Doris Williams Stadium
- Interactive map of Doris Williams Stadium
- Location: Buchanan, Liberia
- Capacity: 3,000
- Surface: Artificial turf

Construction
- Renovated: 2012
- General contractor: CJ Construction (2012-2013)

Tenant
- Mighty Barrolle

= Doris Williams Stadium =

Football stadium in Liberia, Africa

Doris Williams Stadium is a multi-use stadium in Grand Bassa County, Buchanan, Liberia. It is currently used mostly for football matches on club level by Mighty Barrolle of the Liberian Premier League. The stadium has a capacity of 3,000 spectators.

==Renovation==

In July 2012, funds of $538,482,000 (~$ in ) were approved by Grand Bassa County administration to begin renovations on the Doris Williams Stadium. The county had plans to expand to 6,000 seats, build an administrative building, ticket and security booths, reinforced concrete bleachers, two VIP seated areas, parking lots, and fund landscaping.

The county had paid the contractor, CJ Construction Inc., 75% of the total cost, with an initial payment of $161,544.60. CJ Construction renovated an existing fence, gates, and some toilets.

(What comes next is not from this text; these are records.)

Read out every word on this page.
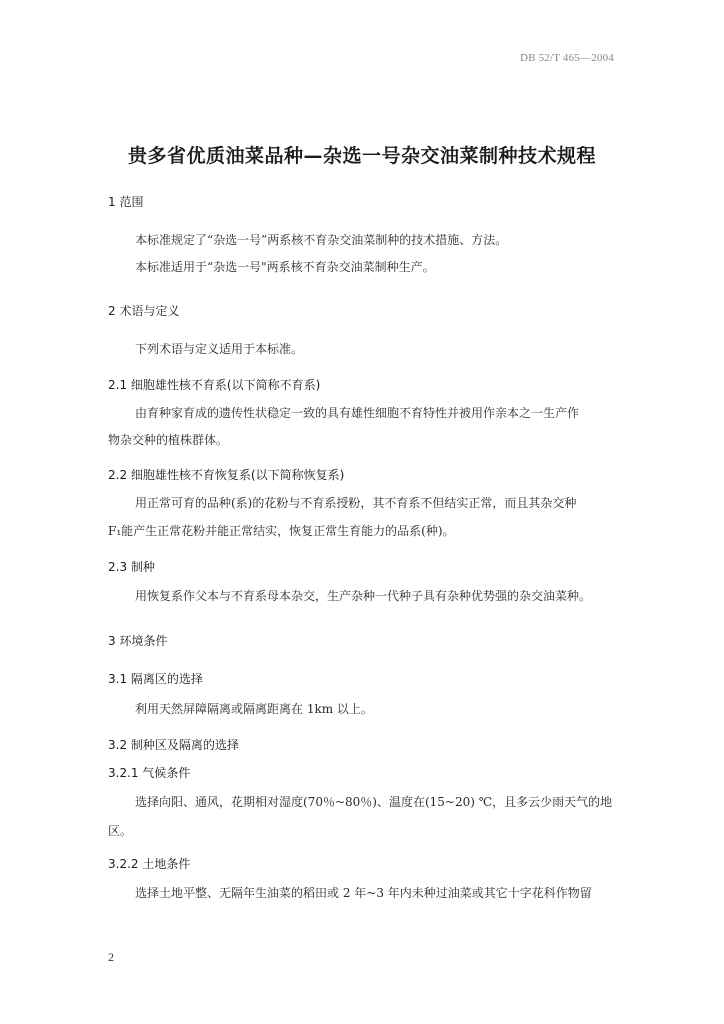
DB 52/T 465—2004
贵多省优质油菜品种—杂选一号杂交油菜制种技术规程
1 范围
本标准规定了“杂选一号”两系核不育杂交油菜制种的技术措施、方法。
本标准适用于“杂选一号"两系核不育杂交油菜制种生产。
2 术语与定义
下列术语与定义适用于本标准。
2.1 细胞雄性核不育系(以下简称不育系)
由育种家育成的遗传性状稳定一致的具有雄性细胞不育特性并被用作亲本之一生产作
物杂交种的植株群体。
2.2 细胞雄性核不育恢复系(以下简称恢复系)
用正常可育的品种(系)的花粉与不育系授粉，其不育系不但结实正常，而且其杂交种
F₁能产生正常花粉并能正常结实，恢复正常生育能力的品系(种)。
2.3 制种
用恢复系作父本与不育系母本杂交，生产杂种一代种子具有杂种优势强的杂交油菜种。
3 环境条件
3.1 隔离区的选择
利用天然屏障隔离或隔离距离在 1km 以上。
3.2 制种区及隔离的选择
3.2.1 气候条件
选择向阳、通风，花期相对湿度(70％~80％)、温度在(15~20) ℃，且多云少雨天气的地
区。
3.2.2 土地条件
选择土地平整、无隔年生油菜的稻田或 2 年~3 年内未种过油菜或其它十字花科作物留
2
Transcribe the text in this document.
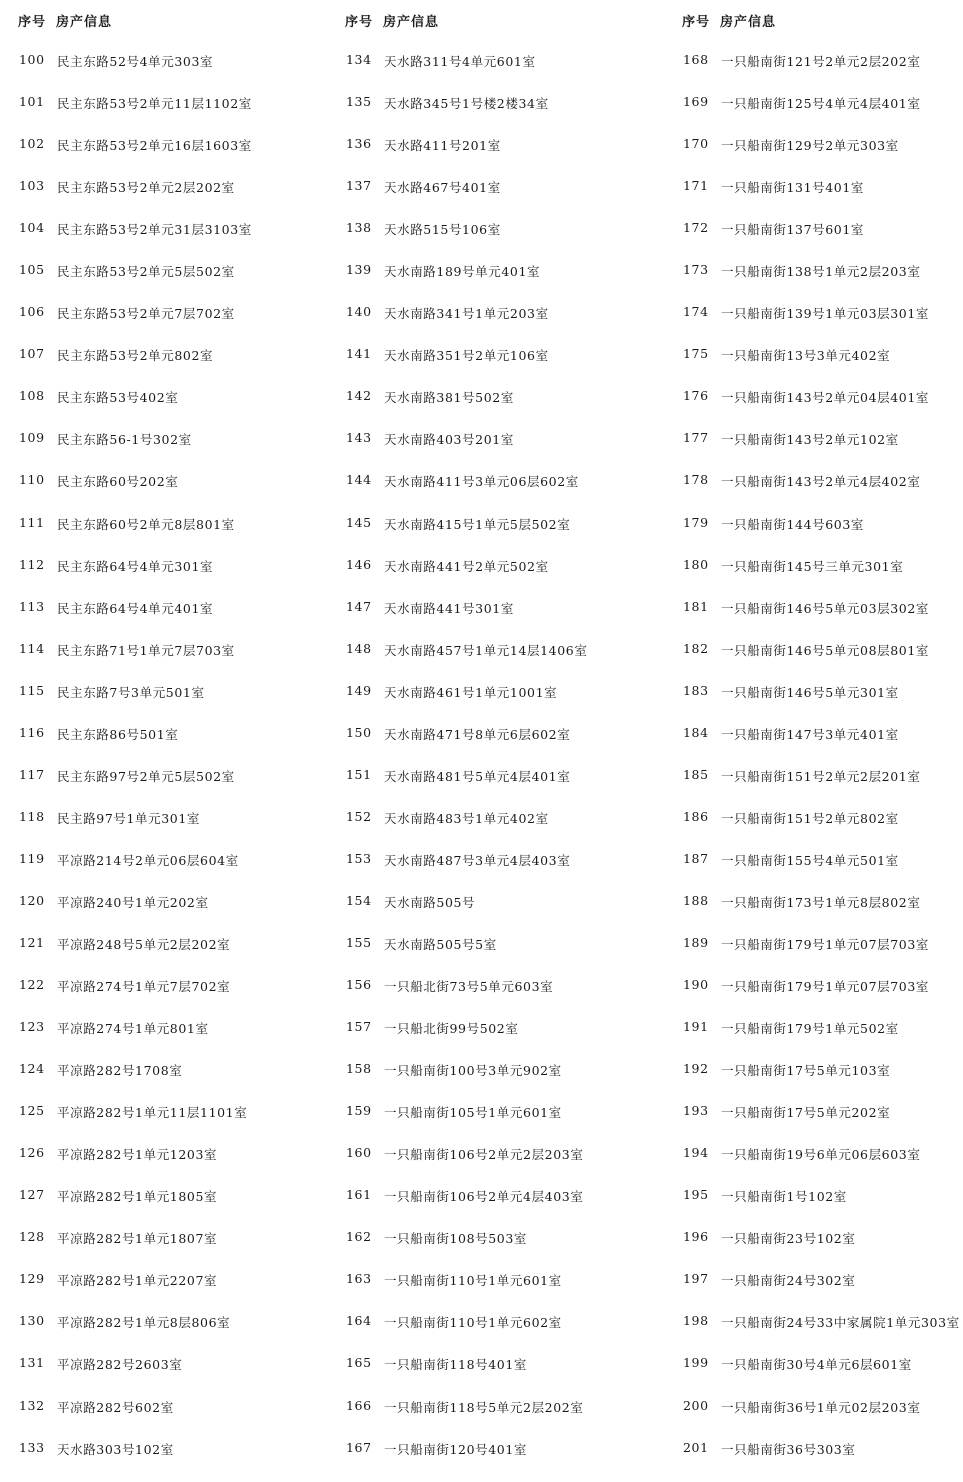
序号 房产信息
100 民主东路52号4单元303室
101 民主东路53号2单元11层1102室
102 民主东路53号2单元16层1603室
103 民主东路53号2单元2层202室
104 民主东路53号2单元31层3103室
105 民主东路53号2单元5层502室
106 民主东路53号2单元7层702室
107 民主东路53号2单元802室
108 民主东路53号402室
109 民主东路56-1号302室
110 民主东路60号202室
111 民主东路60号2单元8层801室
112 民主东路64号4单元301室
113 民主东路64号4单元401室
114 民主东路71号1单元7层703室
115 民主东路7号3单元501室
116 民主东路86号501室
117 民主东路97号2单元5层502室
118 民主路97号1单元301室
119 平凉路214号2单元06层604室
120 平凉路240号1单元202室
121 平凉路248号5单元2层202室
122 平凉路274号1单元7层702室
123 平凉路274号1单元801室
124 平凉路282号1708室
125 平凉路282号1单元11层1101室
126 平凉路282号1单元1203室
127 平凉路282号1单元1805室
128 平凉路282号1单元1807室
129 平凉路282号1单元2207室
130 平凉路282号1单元8层806室
131 平凉路282号2603室
132 平凉路282号602室
133 天水路303号102室
序号 房产信息
134 天水路311号4单元601室
135 天水路345号1号楼2楼34室
136 天水路411号201室
137 天水路467号401室
138 天水路515号106室
139 天水南路189号单元401室
140 天水南路341号1单元203室
141 天水南路351号2单元106室
142 天水南路381号502室
143 天水南路403号201室
144 天水南路411号3单元06层602室
145 天水南路415号1单元5层502室
146 天水南路441号2单元502室
147 天水南路441号301室
148 天水南路457号1单元14层1406室
149 天水南路461号1单元1001室
150 天水南路471号8单元6层602室
151 天水南路481号5单元4层401室
152 天水南路483号1单元402室
153 天水南路487号3单元4层403室
154 天水南路505号
155 天水南路505号5室
156 一只船北街73号5单元603室
157 一只船北街99号502室
158 一只船南街100号3单元902室
159 一只船南街105号1单元601室
160 一只船南街106号2单元2层203室
161 一只船南街106号2单元4层403室
162 一只船南街108号503室
163 一只船南街110号1单元601室
164 一只船南街110号1单元602室
165 一只船南街118号401室
166 一只船南街118号5单元2层202室
167 一只船南街120号401室
序号 房产信息
168 一只船南街121号2单元2层202室
169 一只船南街125号4单元4层401室
170 一只船南街129号2单元303室
171 一只船南街131号401室
172 一只船南街137号601室
173 一只船南街138号1单元2层203室
174 一只船南街139号1单元03层301室
175 一只船南街13号3单元402室
176 一只船南街143号2单元04层401室
177 一只船南街143号2单元102室
178 一只船南街143号2单元4层402室
179 一只船南街144号603室
180 一只船南街145号三单元301室
181 一只船南街146号5单元03层302室
182 一只船南街146号5单元08层801室
183 一只船南街146号5单元301室
184 一只船南街147号3单元401室
185 一只船南街151号2单元2层201室
186 一只船南街151号2单元802室
187 一只船南街155号4单元501室
188 一只船南街173号1单元8层802室
189 一只船南街179号1单元07层703室
190 一只船南街179号1单元07层703室
191 一只船南街179号1单元502室
192 一只船南街17号5单元103室
193 一只船南街17号5单元202室
194 一只船南街19号6单元06层603室
195 一只船南街1号102室
196 一只船南街23号102室
197 一只船南街24号302室
198 一只船南街24号33中家属院1单元303室
199 一只船南街30号4单元6层601室
200 一只船南街36号1单元02层203室
201 一只船南街36号303室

However, 100% of the construction had not been finished by the appropriate deadline, prompting an investigation.

The failure of the contractors to deliver prompted community leaders, sports players, and social justice groups to speak out about the failures of CJ Construction to adhere to the agreement.

James Johnson, head of CJ Construction, cited a change in county leadership in 2013 as the reason for the failure to complete the work, saying that the government successors never followed up on the construction project.

In 2014, the Bassanonian community and local leaders again expressed public concern and frustration for the appearance of the stadium and had urged the Grand Bossa County administration to renovate and "beautify" the stadium.

==Future Renovation Plans==

The FIFA Regional Development Office proposed the addition of new turf to Doris Williams Stadium in the spring of 2019.